Materials and Methods
Sampling and data processing
Three-spined stickleback fish were caught from five pairs of lakes and rivers in North America and Northern Europe (S1 Table and Fig. 1). Between 12 and 17 fish were screened for macroparasites following established procedures [14]. Both Shannon diversity indices for each population and jaccard distance between populations were estimated on the basis of 4th square root transformed parasite counts. Muscle tissue from six sampled individuals from each location was used for DNA extraction (using a Qiagen DNA Midi Kit following the manufacturer’s protocol for high molecular weight DNA) and Illumina sequencing following previous methods [31]. To capture natural variation present in the wild, we randomly picked individual fish for sequencing (albeit targeting equal sex ratio per population and similar fish sizes across populations), thus without pre-selection of any particular morphological or parasitological characteristics. For each individual, two paired-end libraries (100bp reads, average insert size of 140bp and 300bp) and a mate-pair library (50bp reads, average insert gap of 3kb) were produced, achieving an average depth of coverage of 26x (S2 Table). Data is deposited in the European Nucleotide Archive (PRJEB5198).
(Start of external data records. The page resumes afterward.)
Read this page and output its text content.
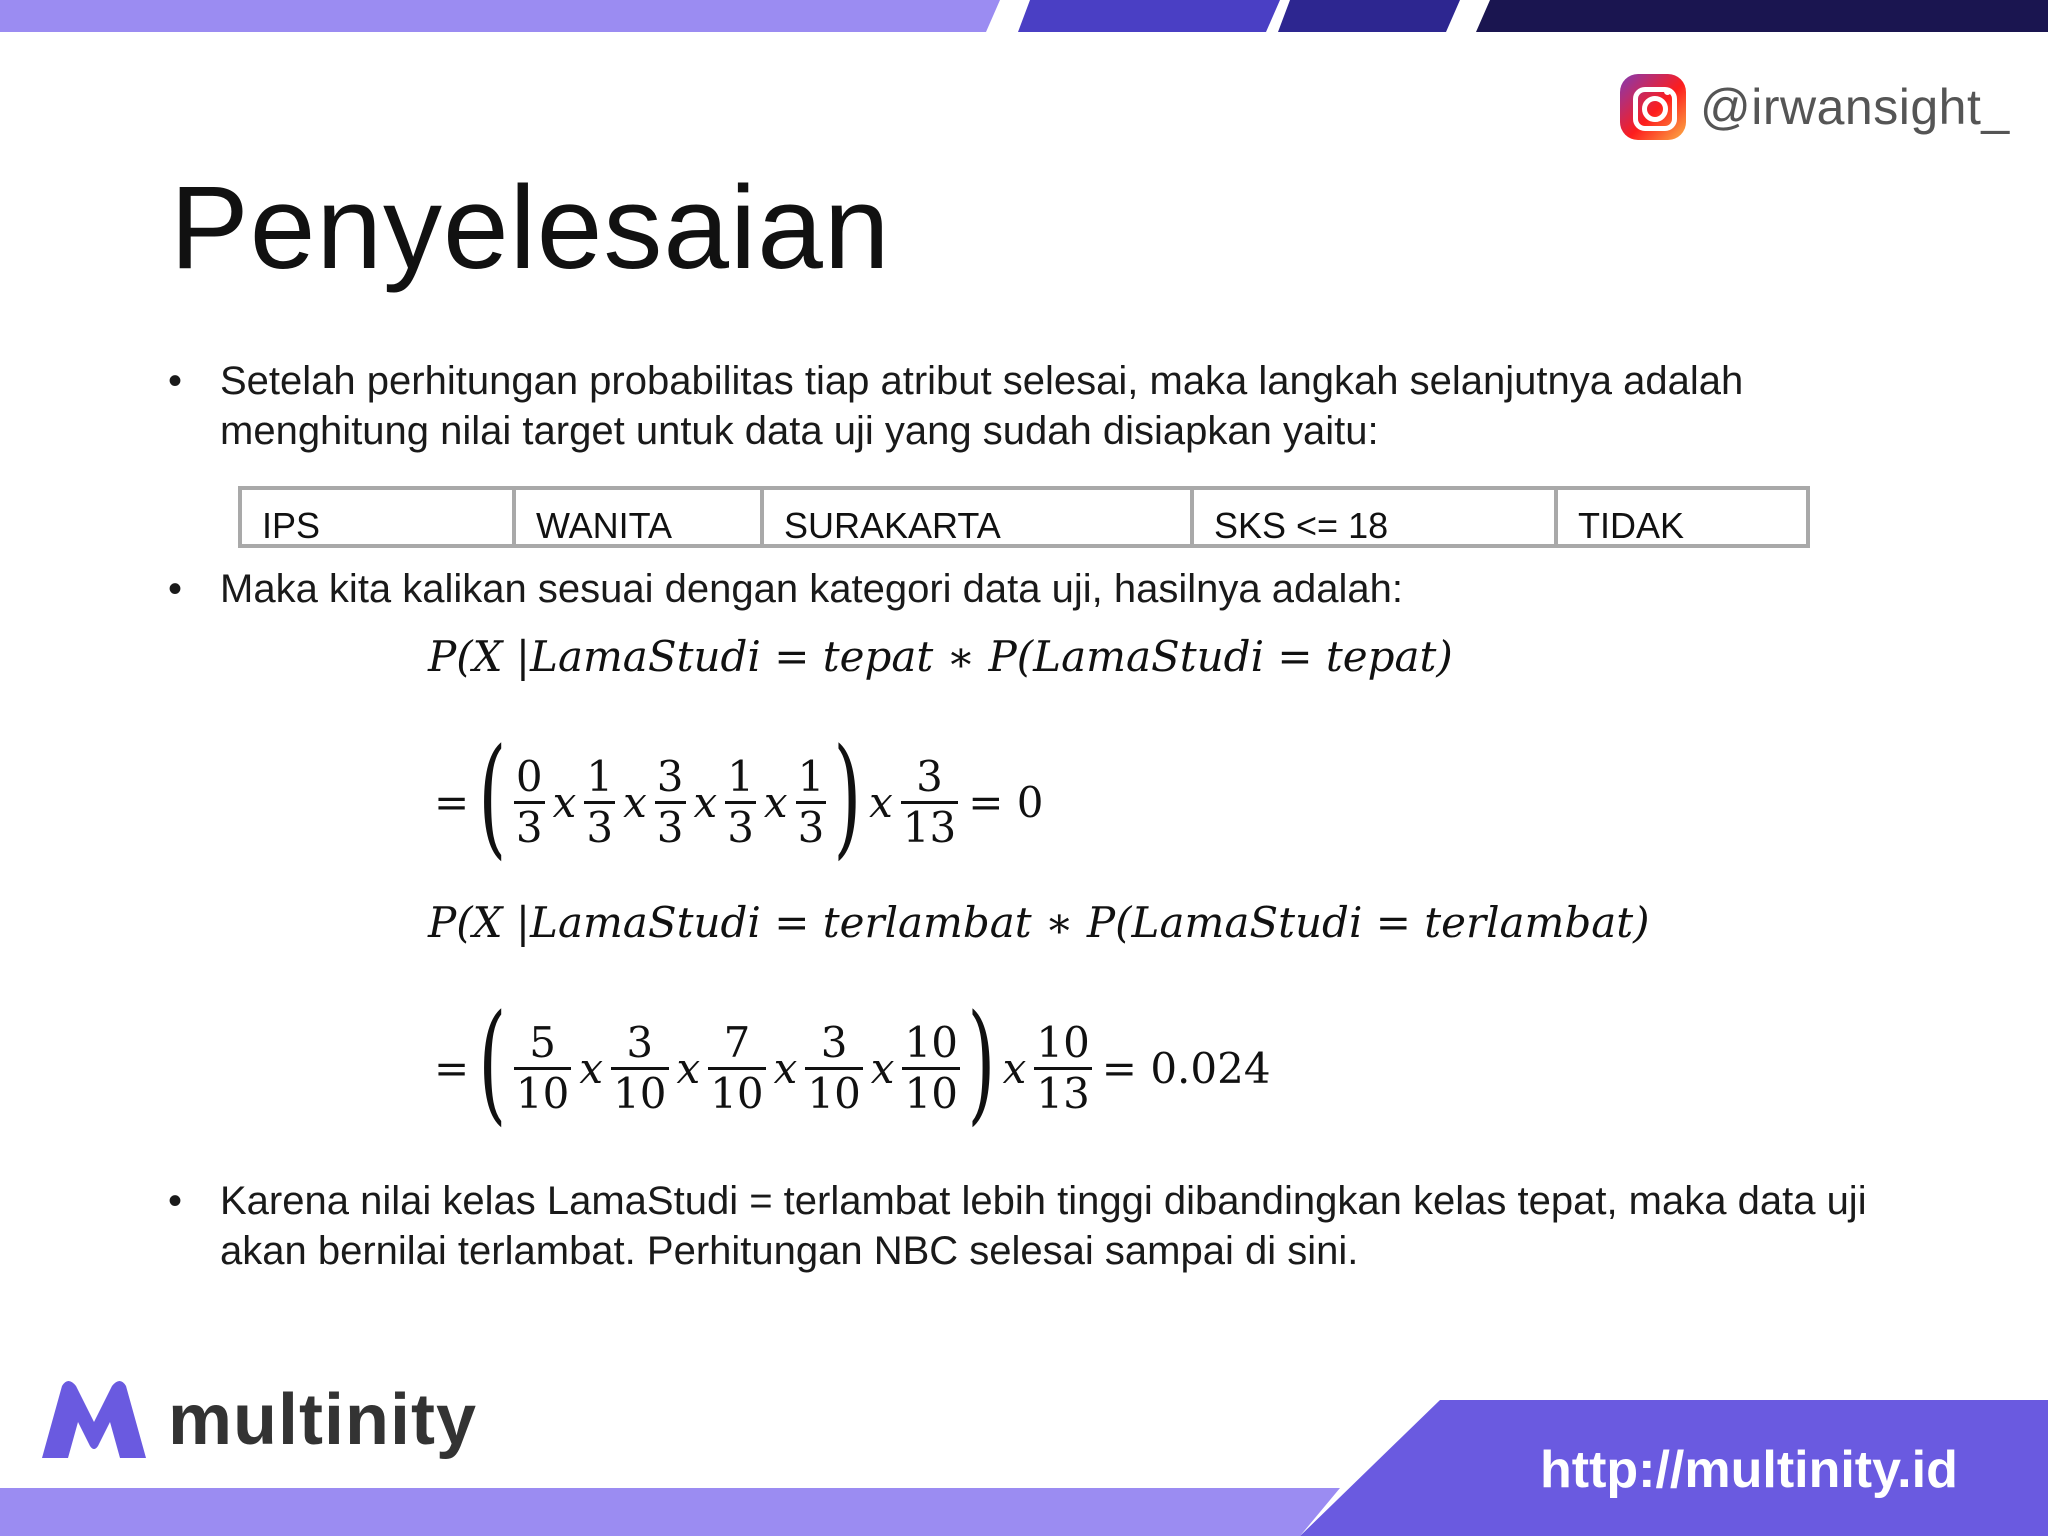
@irwansight_
Penyelesaian
• Setelah perhitungan probabilitas tiap atribut selesai, maka langkah selanjutnya adalah menghitung nilai target untuk data uji yang sudah disiapkan yaitu:
IPS	WANITA	SURAKARTA	SKS <= 18	TIDAK
• Maka kita kalikan sesuai dengan kategori data uji, hasilnya adalah:
P(X |LamaStudi = tepat ∗ P(LamaStudi = tepat)
= ( $\frac{0}{3}$ x $\frac{1}{3}$ x $\frac{3}{3}$ x $\frac{1}{3}$ x $\frac{1}{3}$ ) x $\frac{3}{13} = 0$
P(X |LamaStudi = terlambat ∗ P(LamaStudi = terlambat)
= ( $\frac{5}{10}$ x $\frac{3}{10}$ x $\frac{7}{10}$ x $\frac{3}{10}$ x $\frac{10}{10}$ ) x $\frac{10}{13} = 0.024$
• Karena nilai kelas LamaStudi = terlambat lebih tinggi dibandingkan kelas tepat, maka data uji akan bernilai terlambat. Perhitungan NBC selesai sampai di sini.
multinity
http://multinity.id
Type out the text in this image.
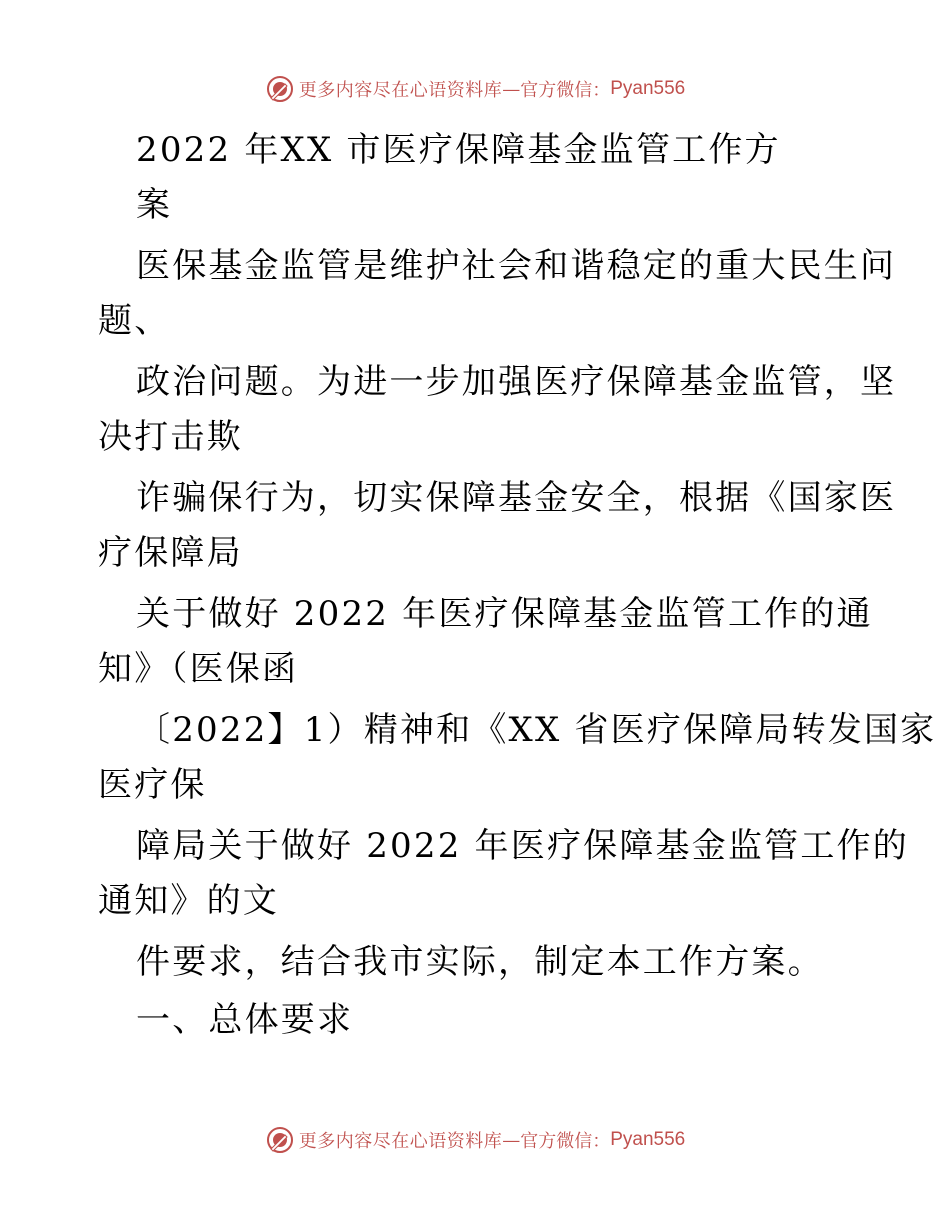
更多内容尽在心语资料库 — 官方微信： Pyan556
2022 年XX 市医疗保障基金监管工作方
案
医保基金监管是维护社会和谐稳定的重大民生问
题、
政治问题。为进一步加强医疗保障基金监管，坚
决打击欺
诈骗保行为，切实保障基金安全，根据《国家医
疗保障局
关于做好 2022 年医疗保障基金监管工作的通
知》（医保函
〔2022】1）精神和《XX 省医疗保障局转发国家
医疗保
障局关于做好 2022 年医疗保障基金监管工作的
通知》的文
件要求，结合我市实际，制定本工作方案。
一、总体要求
更多内容尽在心语资料库 — 官方微信： Pyan556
Raw sequence data was processed and filtered following previous procedures [31] and mapped against the three-spined stickleback reference genome [22] from Ensembl version 68 [37] with BWA (Burrows-Wheeler Aligner) software [38].
Mapped reads were further filtered and processed utilizing the Picard toolkit following previous procedures [31]. SNPs and indels were called with GATKv1.6 [39, 40] using concordant SNP calls from SAMtools v0.1.18 [41] for variant recalibration. Phasing and imputation was performed with BEAGLE v3.1 [42]. VCFtools [43] was utilized for processing genotypes. Positions overlapping with ‘N’s and repeat-masked regions from the Ensembl annotations (version 68) were removed from the final genotype file. Furthermore, variants within 10bp of an indel or indicating copy number variation were also excluded. Copy number variable (CNV) regions were identified by deviations in expected read depth with the software CNVnator [44]. More details on the CNV analysis are given in a companion paper submitted by Chain et al. The following analyses were performed on the 20 autosomes, spanning 380,547,835 sites in the reference genome. After removing masked sites and CNV region and imputing genotypes across 60 individuals, 297,437,667 sites were reliably genotyped and used for estimating population genetics parameters.
Validation of genotypes
We used Illumina’s Golden Gate platform for cross checking genotypes from SNP sites distributed across the genome. Each chromosome held on average 9 (range 2–21) markers and the total of 183 loci were mostly interspersed by at least 50 kb. We found a high overall concordance (98% in 12,041 comparable sites) between genotype calls from the Golden Gate assay and our sequencing pipeline.
Population genetics
The population genetics estimators of nucleotide diversity (π and Θ) and Tajima’s D (TD) were calculated with VCFtools v0.1.11 [43] for each of the 10 populations (S3 Table), in addition to the relative divergence (Weir and Cockerham FST) and absolute divergence (Dxy [45]) estimated for each of the 5 parapatric lake-river pairs (S4 Table). Numbers of polymorphic sites per population and per population pair are reported in S3–S4 Tables. To illustrate the relationship amongst all sampled populations, we utilized a set of 1,074,467 intergenic autosomal polymorphic loci to estimate pairwise divergence (Weir and Cockerham FST) and built a neighbor joining tree. To gain support for the tree topology we randomly down sampled this dataset 100 times to 100,000 loci. For the genome scan, FST was calculated on the full dataset that was further filtered for minor allele frequencies below 25% across each pairwise comparison excluding uninformative polymorphism [46]. This way we evaluated the divergence between parapatric population pairs on the basis of 691,957 to 1,227,732 sites across the 20 autosomes. Population genetics estimators were averaged across the genome (20 autosomes) in non-overlapping windows to ensure statistical independence of windows. We used window sizes of 10 kb and 100 kb and confirmed that results are qualitatively the same. Diversity estimates have been corrected for the number of sites for which genotypes are available.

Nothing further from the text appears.